IATA memo to Trump: cut aviation taxes and return to the principles of deregulation

In a Washington policy speech aimed primarily at the new US administration of President Trump, IATA’s top boss has urged governments to support the vital role aviation plays in connecting people and commerce around the globe.

“Our world has grown much wealthier through trade and travel. Air travel liberates people to live better lives and makes our world a better place,” Alexandre de Juniac, the global airline group’s director general and chief executive, told the US Chamber of Commerce 2017 Aviation Summit this week.

The aviation sector contributes $680.1bn dollars to GDP In the US and supports 6.2m jobs. “Aviation is the business of freedom and we must continue to work together to make it so,” said de Juniac.

Looking to the agenda for the Trump Administration, de Juniac called for a reduction in the tax burden on aviation and air travellers, and a new approach to the provision of air traffic services.

“The tax burden needs to be reduced. Airlines for America estimates that taxes account for more than a fifth of the cost of the average domestic ticket.”

De Juniac also took aim at the “unpredictable federal budget process” on the Federal Aviation Administration’s (FAA) provision of air traffic services and its negative impact on airlines and their passengers.

“The US is falling behind in the introduction of new and more efficient technology. Now is the time to move forward with innovation in the provision of air traffic services. IATA supports the creation of an independent, corporatised non-profit entity to manage US skies. IATA hopes that this will be one of the achievements of the Trump Administration and the 115th Congress.”

De Juniac also urged the Trump Administration to return the country to the principles of airline deregulation.

“The Airline Deregulation Act of 1978 unleashed competition and spurred innovation by letting market forces drive commercial decisions. And today consumers benefit from more travel choices than ever.

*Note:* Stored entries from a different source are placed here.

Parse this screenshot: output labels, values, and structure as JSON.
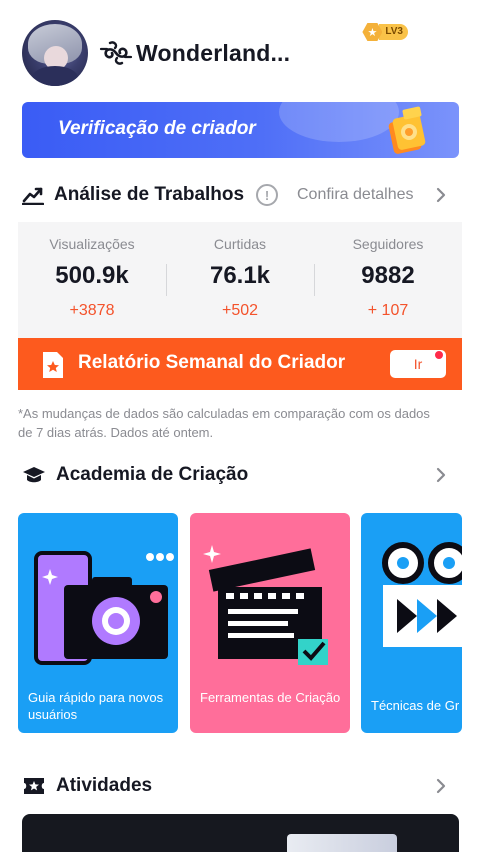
{
  "profile": {
    "username": "Wonderland...",
    "level_label": "LV3"
  },
  "banner": {
    "text": "Verificação de criador"
  },
  "analysis": {
    "title": "Análise de Trabalhos",
    "details_link": "Confira detalhes",
    "stats": [
      {
        "label": "Visualizações",
        "value": "500.9k",
        "delta": "+3878"
      },
      {
        "label": "Curtidas",
        "value": "76.1k",
        "delta": "+502"
      },
      {
        "label": "Seguidores",
        "value": "9882",
        "delta": "+ 107"
      }
    ]
  },
  "report": {
    "text": "Relatório Semanal do Criador",
    "button_label": "Ir"
  },
  "note": "*As mudanças de dados são calculadas em comparação com os dados de 7 dias atrás. Dados até ontem.",
  "academy": {
    "title": "Academia de Criação",
    "cards": [
      {
        "label": "Guia rápido para novos usuários",
        "icon": "camera-phone-icon"
      },
      {
        "label": "Ferramentas de Criação",
        "icon": "clapperboard-icon"
      },
      {
        "label": "Técnicas de Gr",
        "icon": "film-reel-icon"
      }
    ]
  },
  "activities": {
    "title": "Atividades"
  },
  "colors": {
    "accent_orange": "#fd5a1e",
    "delta_red": "#f4532c",
    "banner_blue": "#3a5cf5",
    "card_blue": "#1a9ff5",
    "card_pink": "#ff6e9a"
  }
}
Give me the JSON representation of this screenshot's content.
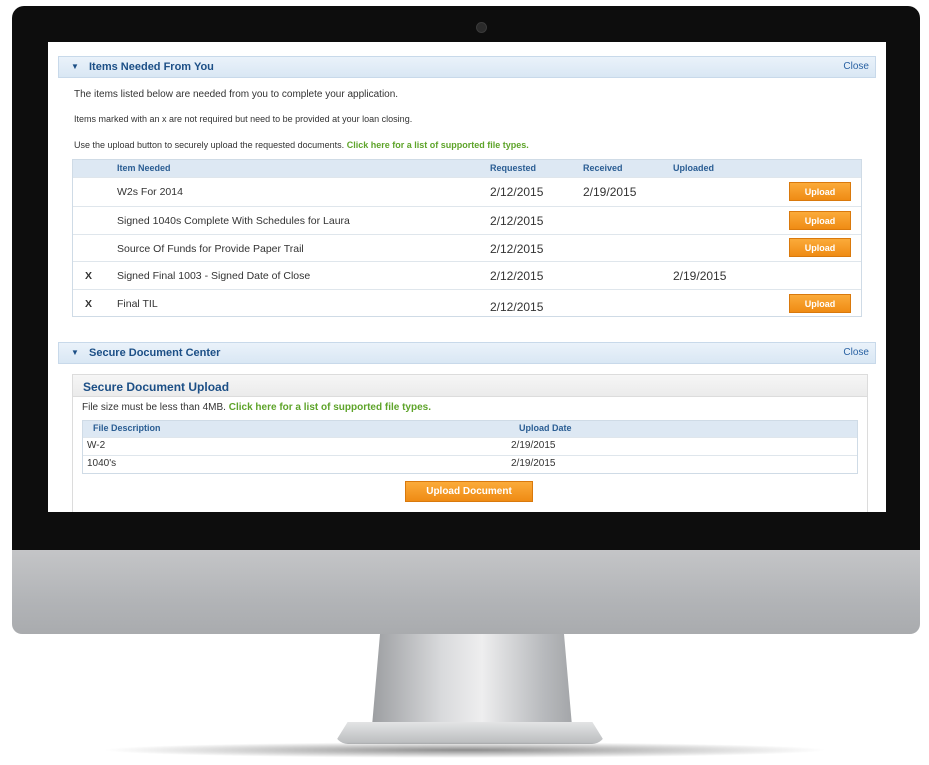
{
  "items_panel": {
    "title": "Items Needed From You",
    "close_label": "Close",
    "intro": "The items listed below are needed from you to complete your application.",
    "note": "Items marked with an x are not required but need to be provided at your loan closing.",
    "upload_hint": "Use the upload button to securely upload the requested documents.",
    "file_types_link": "Click here for a list of supported file types.",
    "columns": {
      "item": "Item Needed",
      "requested": "Requested",
      "received": "Received",
      "uploaded": "Uploaded"
    },
    "rows": [
      {
        "mark": "",
        "item": "W2s For 2014",
        "requested": "2/12/2015",
        "received": "2/19/2015",
        "uploaded": "",
        "action": "Upload"
      },
      {
        "mark": "",
        "item": "Signed 1040s Complete With Schedules for Laura",
        "requested": "2/12/2015",
        "received": "",
        "uploaded": "",
        "action": "Upload"
      },
      {
        "mark": "",
        "item": "Source Of Funds for Provide Paper Trail",
        "requested": "2/12/2015",
        "received": "",
        "uploaded": "",
        "action": "Upload"
      },
      {
        "mark": "X",
        "item": "Signed Final 1003 - Signed Date of Close",
        "requested": "2/12/2015",
        "received": "",
        "uploaded": "2/19/2015",
        "action": ""
      },
      {
        "mark": "X",
        "item": "Final TIL",
        "requested": "2/12/2015",
        "received": "",
        "uploaded": "",
        "action": "Upload"
      }
    ]
  },
  "doc_center": {
    "title": "Secure Document Center",
    "close_label": "Close",
    "upload_title": "Secure Document Upload",
    "size_note": "File size must be less than 4MB.",
    "file_types_link": "Click here for a list of supported file types.",
    "columns": {
      "description": "File Description",
      "date": "Upload Date"
    },
    "files": [
      {
        "description": "W-2",
        "date": "2/19/2015"
      },
      {
        "description": "1040's",
        "date": "2/19/2015"
      }
    ],
    "upload_button": "Upload Document"
  },
  "icons": {
    "collapse": "triangle-down-icon"
  },
  "colors": {
    "accent_orange": "#f29a22",
    "link_green": "#5ea42a",
    "header_blue": "#1c4f86"
  }
}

“Deregulation has benefited travellers, the US economy and the competitiveness of its airlines. I hope that the Trump Administration will keep that in focus.”

In his speech, De Juniac also focused more broadly on the need for industry and government to align to support innovation.

“Delivering the benefits of an ever safer, efficient and sustainable air transport system in the face of a doubling of demand by 2035 will require quick, constant innovation.

“At the industry level, governments play a particularly important role as partners and regulators.”